Carel Peeters is niet alle onderwerpen in Het wonderland van Lewis Carroll zelf op het spoor gekomen, ook hij leest wat er over Lewis Carroll geschreven wordt, maar hij heeft heel wat meer gelezen dan ik. Wat Carel Peeters heel goed doet is al die onderwerpen indikken – zonder dat daardoor een feitenbrij ontstaat, ordenen en met elkaar in verband brengen. Daardoor lijkt het alsof dit boek de definitieve antwoorden op alle denkbare vragen bevat en alle andere overbodige maakt. Maar ik vrees dat hij met zijn aanstekelijke enthousiasme juist het tegendeel bereikt: ik werd er nogal lezerig van.
(En dus begon ik toen ik Het wonderland van Lewis Carroll gelezen had in Journaal van een reis naar Rusland in 1867, geheel ten onrechte toegeschreven aan Lewis Carroll. Want de man die met dit verslag bewijst geen aanleg voor reizen te hebben – Charles Lutwidge Dodgson – kan stilistisch niet tippen aan de man wiens naam prijkt op cover en titelpagina, en las wat Derek Hudson over het effect van die reis schrijft in Lewis Carroll: an Illustrated Biography: ‘Dodgson never left England again. He rarely referred to his Russian journey in later life. Though he had observed its incidents with humour and curiosity it seems not to have touched him vitally, but if anything to have deepened his patriotic insularity. In future, Sandown and Eastbourne were to be fully satisfying; and he never achieved a trip to the Holy Land with his camera that he had contemplated as early as 1856. His mind went abroad to strange places; the name of Lewis Carroll travelled the world; but C.L. Dodggson was content with the Oxford and the England he knew.’
Ondertussen dwaalden mijn gedachten af en stak ik bij Tom Tower St. Aldate’s over, wierp een blik in The Sheep Shop en liep terug naar mijn B&B op Abingdon Road waar ik zonder mrs Strange tegen het lijf te lopen – echt waar, zo heet ze – mijn kamer bereikte. Ik nestelde me in de niet al te comfortabele lui bedoelde stoel en begon in het eerder die dag gekochte The complete Works of Lewis Carroll (a Wonderland of Stories, Nonsense and Wit).

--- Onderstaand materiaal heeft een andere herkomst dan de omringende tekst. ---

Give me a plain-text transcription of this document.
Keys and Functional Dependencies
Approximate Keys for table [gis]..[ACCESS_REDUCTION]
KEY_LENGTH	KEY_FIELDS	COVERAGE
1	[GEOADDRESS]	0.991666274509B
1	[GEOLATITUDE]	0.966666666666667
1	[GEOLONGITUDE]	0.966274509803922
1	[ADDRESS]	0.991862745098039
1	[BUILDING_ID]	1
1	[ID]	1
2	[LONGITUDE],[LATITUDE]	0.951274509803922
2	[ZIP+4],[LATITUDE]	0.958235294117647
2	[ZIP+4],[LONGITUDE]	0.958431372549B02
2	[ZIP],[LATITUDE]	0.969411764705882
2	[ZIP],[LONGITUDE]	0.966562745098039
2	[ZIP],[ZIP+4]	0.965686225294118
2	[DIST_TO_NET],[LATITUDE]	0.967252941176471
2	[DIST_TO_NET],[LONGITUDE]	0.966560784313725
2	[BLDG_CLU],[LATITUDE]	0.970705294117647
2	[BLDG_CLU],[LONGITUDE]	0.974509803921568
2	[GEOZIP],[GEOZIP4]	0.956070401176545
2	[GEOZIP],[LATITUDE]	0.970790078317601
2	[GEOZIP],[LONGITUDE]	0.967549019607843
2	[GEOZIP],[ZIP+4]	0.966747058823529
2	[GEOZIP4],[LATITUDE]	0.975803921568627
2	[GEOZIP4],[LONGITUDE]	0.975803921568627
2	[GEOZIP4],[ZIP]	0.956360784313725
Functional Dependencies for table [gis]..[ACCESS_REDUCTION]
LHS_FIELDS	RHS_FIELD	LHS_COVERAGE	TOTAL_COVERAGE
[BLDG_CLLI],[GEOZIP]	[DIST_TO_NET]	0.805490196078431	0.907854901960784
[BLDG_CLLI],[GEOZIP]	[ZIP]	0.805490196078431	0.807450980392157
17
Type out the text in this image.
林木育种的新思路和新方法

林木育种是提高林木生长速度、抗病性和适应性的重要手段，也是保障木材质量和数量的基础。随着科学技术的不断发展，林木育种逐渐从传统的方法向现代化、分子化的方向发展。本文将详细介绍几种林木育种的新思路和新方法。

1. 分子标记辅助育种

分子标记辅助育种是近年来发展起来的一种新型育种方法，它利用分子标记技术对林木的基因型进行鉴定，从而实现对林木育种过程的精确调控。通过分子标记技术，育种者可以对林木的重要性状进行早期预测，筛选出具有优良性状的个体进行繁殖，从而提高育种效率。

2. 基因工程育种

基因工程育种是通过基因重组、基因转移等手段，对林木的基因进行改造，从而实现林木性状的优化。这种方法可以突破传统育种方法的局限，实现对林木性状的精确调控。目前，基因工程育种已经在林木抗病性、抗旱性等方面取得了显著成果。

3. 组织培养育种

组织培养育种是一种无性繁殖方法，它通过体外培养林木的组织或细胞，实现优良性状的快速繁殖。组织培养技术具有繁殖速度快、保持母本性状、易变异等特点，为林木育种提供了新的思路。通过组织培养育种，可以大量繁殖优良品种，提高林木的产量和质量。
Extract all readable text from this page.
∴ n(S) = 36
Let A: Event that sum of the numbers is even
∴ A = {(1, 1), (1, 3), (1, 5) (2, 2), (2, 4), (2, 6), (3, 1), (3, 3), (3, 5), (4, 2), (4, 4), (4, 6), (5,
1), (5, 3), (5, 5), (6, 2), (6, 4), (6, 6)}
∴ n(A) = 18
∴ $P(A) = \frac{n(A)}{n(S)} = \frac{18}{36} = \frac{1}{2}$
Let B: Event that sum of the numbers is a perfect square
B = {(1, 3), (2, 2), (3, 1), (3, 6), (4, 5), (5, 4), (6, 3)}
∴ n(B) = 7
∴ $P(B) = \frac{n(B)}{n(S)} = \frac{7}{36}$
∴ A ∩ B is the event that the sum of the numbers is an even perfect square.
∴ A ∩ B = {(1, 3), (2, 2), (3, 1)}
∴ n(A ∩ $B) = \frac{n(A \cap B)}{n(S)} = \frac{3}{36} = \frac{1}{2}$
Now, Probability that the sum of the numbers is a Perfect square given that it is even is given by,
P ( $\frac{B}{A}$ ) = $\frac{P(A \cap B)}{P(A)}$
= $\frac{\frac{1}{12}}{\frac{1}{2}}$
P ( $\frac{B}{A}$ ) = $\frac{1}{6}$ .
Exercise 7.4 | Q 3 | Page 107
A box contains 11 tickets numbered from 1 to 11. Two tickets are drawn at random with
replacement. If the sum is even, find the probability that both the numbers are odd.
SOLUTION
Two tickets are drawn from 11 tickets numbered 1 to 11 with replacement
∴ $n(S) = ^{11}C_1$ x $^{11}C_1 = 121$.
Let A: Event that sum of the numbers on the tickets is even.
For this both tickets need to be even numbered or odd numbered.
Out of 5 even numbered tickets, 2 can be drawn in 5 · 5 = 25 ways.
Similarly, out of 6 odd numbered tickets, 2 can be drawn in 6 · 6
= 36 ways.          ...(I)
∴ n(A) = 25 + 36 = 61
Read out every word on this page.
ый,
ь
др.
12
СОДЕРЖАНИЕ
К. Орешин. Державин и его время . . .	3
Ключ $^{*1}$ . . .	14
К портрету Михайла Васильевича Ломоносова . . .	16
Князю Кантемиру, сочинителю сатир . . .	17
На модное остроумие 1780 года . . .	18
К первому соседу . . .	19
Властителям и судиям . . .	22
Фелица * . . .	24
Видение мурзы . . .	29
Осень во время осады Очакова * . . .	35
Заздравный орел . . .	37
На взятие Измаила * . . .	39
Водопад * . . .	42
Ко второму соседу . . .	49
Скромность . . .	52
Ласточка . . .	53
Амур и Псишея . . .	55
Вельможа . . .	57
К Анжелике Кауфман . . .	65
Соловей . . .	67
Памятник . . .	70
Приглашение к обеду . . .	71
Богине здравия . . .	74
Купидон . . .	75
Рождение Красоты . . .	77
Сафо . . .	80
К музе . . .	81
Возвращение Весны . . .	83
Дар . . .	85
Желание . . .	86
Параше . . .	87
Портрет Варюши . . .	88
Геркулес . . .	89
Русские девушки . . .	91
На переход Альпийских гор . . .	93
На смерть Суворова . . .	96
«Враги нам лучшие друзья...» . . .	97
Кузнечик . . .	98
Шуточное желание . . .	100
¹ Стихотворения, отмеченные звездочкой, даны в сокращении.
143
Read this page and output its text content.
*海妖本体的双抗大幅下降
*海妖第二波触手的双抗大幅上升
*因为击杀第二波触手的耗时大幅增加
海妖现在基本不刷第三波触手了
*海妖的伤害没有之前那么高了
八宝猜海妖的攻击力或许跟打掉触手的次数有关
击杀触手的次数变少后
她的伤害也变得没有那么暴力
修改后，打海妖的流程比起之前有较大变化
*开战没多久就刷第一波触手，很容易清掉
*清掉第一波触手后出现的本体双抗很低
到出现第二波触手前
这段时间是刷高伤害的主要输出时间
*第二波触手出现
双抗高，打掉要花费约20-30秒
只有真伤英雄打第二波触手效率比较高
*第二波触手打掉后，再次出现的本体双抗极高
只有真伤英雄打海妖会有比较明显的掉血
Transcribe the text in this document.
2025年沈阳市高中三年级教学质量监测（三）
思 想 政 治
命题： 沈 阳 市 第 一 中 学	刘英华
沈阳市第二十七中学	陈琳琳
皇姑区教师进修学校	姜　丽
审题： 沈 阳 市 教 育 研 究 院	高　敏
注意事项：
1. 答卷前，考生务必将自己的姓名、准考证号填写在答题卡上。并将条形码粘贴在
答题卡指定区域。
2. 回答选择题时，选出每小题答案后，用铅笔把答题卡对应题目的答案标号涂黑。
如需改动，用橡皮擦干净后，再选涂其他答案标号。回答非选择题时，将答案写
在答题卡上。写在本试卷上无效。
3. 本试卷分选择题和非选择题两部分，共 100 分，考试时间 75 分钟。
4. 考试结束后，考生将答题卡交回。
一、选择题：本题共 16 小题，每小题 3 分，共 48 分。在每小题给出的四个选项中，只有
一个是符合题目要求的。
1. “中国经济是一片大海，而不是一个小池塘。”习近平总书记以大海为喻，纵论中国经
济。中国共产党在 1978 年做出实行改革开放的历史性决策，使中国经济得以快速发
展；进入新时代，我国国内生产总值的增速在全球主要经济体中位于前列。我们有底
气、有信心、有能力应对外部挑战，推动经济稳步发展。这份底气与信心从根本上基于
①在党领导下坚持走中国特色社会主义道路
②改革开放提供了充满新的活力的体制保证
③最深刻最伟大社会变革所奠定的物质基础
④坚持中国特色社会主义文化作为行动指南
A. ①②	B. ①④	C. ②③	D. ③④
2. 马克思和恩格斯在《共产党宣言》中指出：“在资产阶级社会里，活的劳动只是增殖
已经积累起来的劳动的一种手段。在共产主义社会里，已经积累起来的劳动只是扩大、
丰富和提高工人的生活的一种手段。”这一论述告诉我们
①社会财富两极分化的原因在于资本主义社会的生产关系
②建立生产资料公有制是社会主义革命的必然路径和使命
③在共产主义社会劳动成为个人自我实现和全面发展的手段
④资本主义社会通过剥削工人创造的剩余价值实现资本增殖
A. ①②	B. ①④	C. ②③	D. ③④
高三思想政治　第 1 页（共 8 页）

Toen de stilte op haar hoogtepunt was, kon ik het geknaag dat ik al enige tijd hoor niet langer negeren. Zonder na te denken voelde ik en zonder dat het echt tot me doordrong voelde ik een vlezige rups van aanmerkelijke grootte. Toen ik me dat realiseerde, wist ik niet hoe snel ik de knager uit het raam moest zwiepen.)
De Harmonie, 2013
ISBN 978-90-76168-45-6
Dit jaar wordt Alice in Wonderland honderdvijftig jaar. Het is mijn vaste voornemen daar op onregelmatige tijden aandacht aan te besteden. Dit stuk verscheen al eerder, op De Contrabas.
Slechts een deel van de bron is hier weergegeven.